Public sector mergers need thinking through

28 Jun 07
Whitehall and wider public sector reorganisation and mergers must be based on clear rationales and not political expediency, public sector leaders have warned.

29 June 2007

Whitehall and wider public sector reorganisation and mergers must be based on clear rationales and not political expediency, public sector leaders have warned.

'The government must make sure the need for any new body is well founded and not just based on short-term headlines,' Sir Philip Hampton, author of the Treasury's 2005 Hampton review on regulation told a National Audit Office conference on public sector mergers on June 25.

Hampton's comments follow widespread speculation that new Prime Minister Gordon Brown might embark on a radical shake-up of Whitehall – including the reorganisation of the Department for Environment, Food and Rural Affairs, which is expected to absorb the Department of Trade and Industry's energy remit.

But Anna Walker, chief executive of the Healthcare Commission and a former director-general for energy at the DTI, added her own warning about poorly thought-out mergers.

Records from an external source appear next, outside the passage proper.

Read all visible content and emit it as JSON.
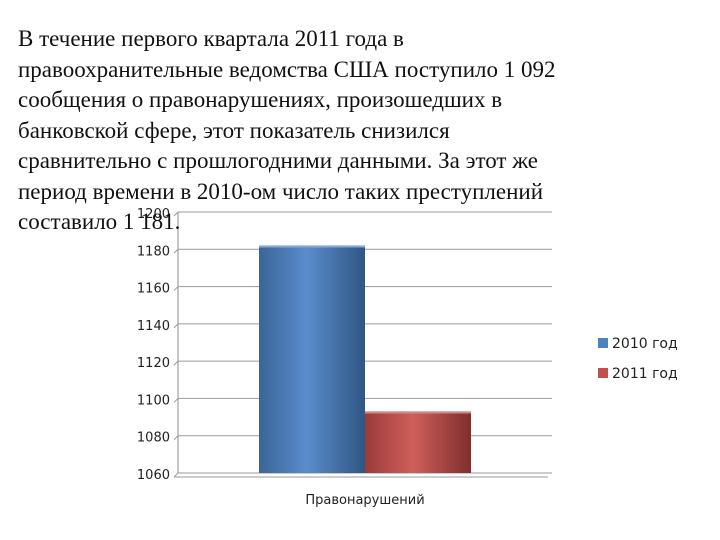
{
  "paragraph": {
    "lines": [
      "В течение первого квартала 2011 года в",
      "правоохранительные ведомства США поступило 1 092",
      "сообщения о правонарушениях, произошедших в",
      "банковской сфере, этот показатель снизился",
      "сравнительно с прошлогодними данными. За этот же",
      "период времени в 2010-ом число таких преступлений",
      "составило 1 181."
    ]
  },
  "chart_data": {
    "type": "bar",
    "categories": [
      "Правонарушений"
    ],
    "series": [
      {
        "name": "2010 год",
        "values": [
          1181
        ],
        "color": "#4f81bd"
      },
      {
        "name": "2011 год",
        "values": [
          1092
        ],
        "color": "#c0504d"
      }
    ],
    "ylim": [
      1060,
      1200
    ],
    "yticks": [
      1060,
      1080,
      1100,
      1120,
      1140,
      1160,
      1180,
      1200
    ],
    "grid": true,
    "legend": "right"
  }
}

Walker became responsible for energy at the DTI in 1998, when the new Labour government first transferred the portfolio from the old energy department. She said: 'We had no common agenda or understanding within the DTI of how the energy agenda, or what we were doing, fitted in with the department's wider agenda. Our objectives and how they fitted in had not been discussed.'

Walker went on to note that the forthcoming merger of her own commission with the Commission for Social Care Inspection could also be problematic, as the government had yet to publish a cost-benefit analysis of the change.